4.1 Rice yields and yield components negatively impacted by organic as compared to mineral fertilization with long term grain heavy metals accumulation within safe contents

Nitrogen fertilization has a crucial impact on rice crops. Previous studies have suggested that the nutrient form, source rate, timing of application and the ecosystem in which it is used are essential factors that modify Nitrogen Use Eefficiency (NUE), crop development and yield (Geng et al., 2019; Didal et al., 2022). All parameters contributing to the yield and its components are affected by N supply, including vegetative biomass, tillering capacity, panicle number, and percentage of filled grains, as N is an essential constituent of amino acids, nucleic acids, and chlorophyll (Qiao et al., 2013; Padhan et al., 2023). Consequently, leaf N concentration is closely related to the photosynthesis rate, crop biomass production, and grain yield (Dobermann and Fairhurst, 2000; Ding et al., 2014; Duque et al., 2023).

During the early stages of plant growth (germination and seedling growth), rice takes up a small amount of N; therefore, differences in fertilization management were not visible. As the root system, leaves and stems develop, the plant increases N uptake, reaching a maximum between the tillering and flowering stages (Linquist et al., 2006; Rehman et al., 2023). Once the root system develops into many superficial roots, N uptake by the plant is high (Dobermann and Fairhurst, 2000; Rehman et al., 2023). Finally, during the reproductive phase, N uptake ceases owing to the remobilization and reallocation of N from vegetative tissues to reproductive organs (Geisseler and Horwath, 2018). At maturity, more than half of the aboveground N in the plant is found in the grains (Linquist et al., 2006; Somaweera et al., 2016).

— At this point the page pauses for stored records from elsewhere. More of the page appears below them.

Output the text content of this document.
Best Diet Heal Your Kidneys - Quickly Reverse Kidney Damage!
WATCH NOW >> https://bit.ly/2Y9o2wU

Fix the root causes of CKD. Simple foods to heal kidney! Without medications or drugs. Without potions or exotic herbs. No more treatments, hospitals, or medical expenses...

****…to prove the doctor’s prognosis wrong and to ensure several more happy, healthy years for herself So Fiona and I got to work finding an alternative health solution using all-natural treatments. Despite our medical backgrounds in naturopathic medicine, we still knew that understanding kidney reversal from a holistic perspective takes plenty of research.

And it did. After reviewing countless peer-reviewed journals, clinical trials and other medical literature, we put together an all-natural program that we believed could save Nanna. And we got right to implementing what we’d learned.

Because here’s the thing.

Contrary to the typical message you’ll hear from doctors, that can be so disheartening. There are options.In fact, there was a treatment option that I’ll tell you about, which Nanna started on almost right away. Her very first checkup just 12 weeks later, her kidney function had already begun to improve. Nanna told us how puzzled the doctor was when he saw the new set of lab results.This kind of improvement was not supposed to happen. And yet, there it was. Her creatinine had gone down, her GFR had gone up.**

In the present study, only the zero-N fertilised plants showed a lower tillering capacity, and both animal manure strategies (CM and PS) developed a tillering capacity similar to that of mineral-fertilised plants (MIN). It is well known that the application of N fertilizer increases the cytokine content within tiller nodes and further enhances the tillering capacity (Liu et al., 2011; Wang et al., 2017; Zha et al., 2022), suggesting that all three strategies applied in this study supplied a similar amount of nitrogen at the vegetative phase. However, a clear decrease in panicle density was reported in CM and PS compared to MIN, which may suggest that there is a limitation in N supply during the tillering to panicle initiation period. Although rice requires N throughout its growth period, the greatest requirements occur between the early and mid-tillering and panicle initiation stages (Dobermann and Fairhurst, 2000; Bashir et al., 2023). At these critical growth stages, there is a large N demand and rapid biomass accumulation when nutritional deficiencies usually appear, which is consistent with the results of our study regarding the effects of different organic fertilizer strategies. Growth limitations owing to N deficiency were also demonstrated by a reduction in height and accelerated senescence in the CM and PS strategies.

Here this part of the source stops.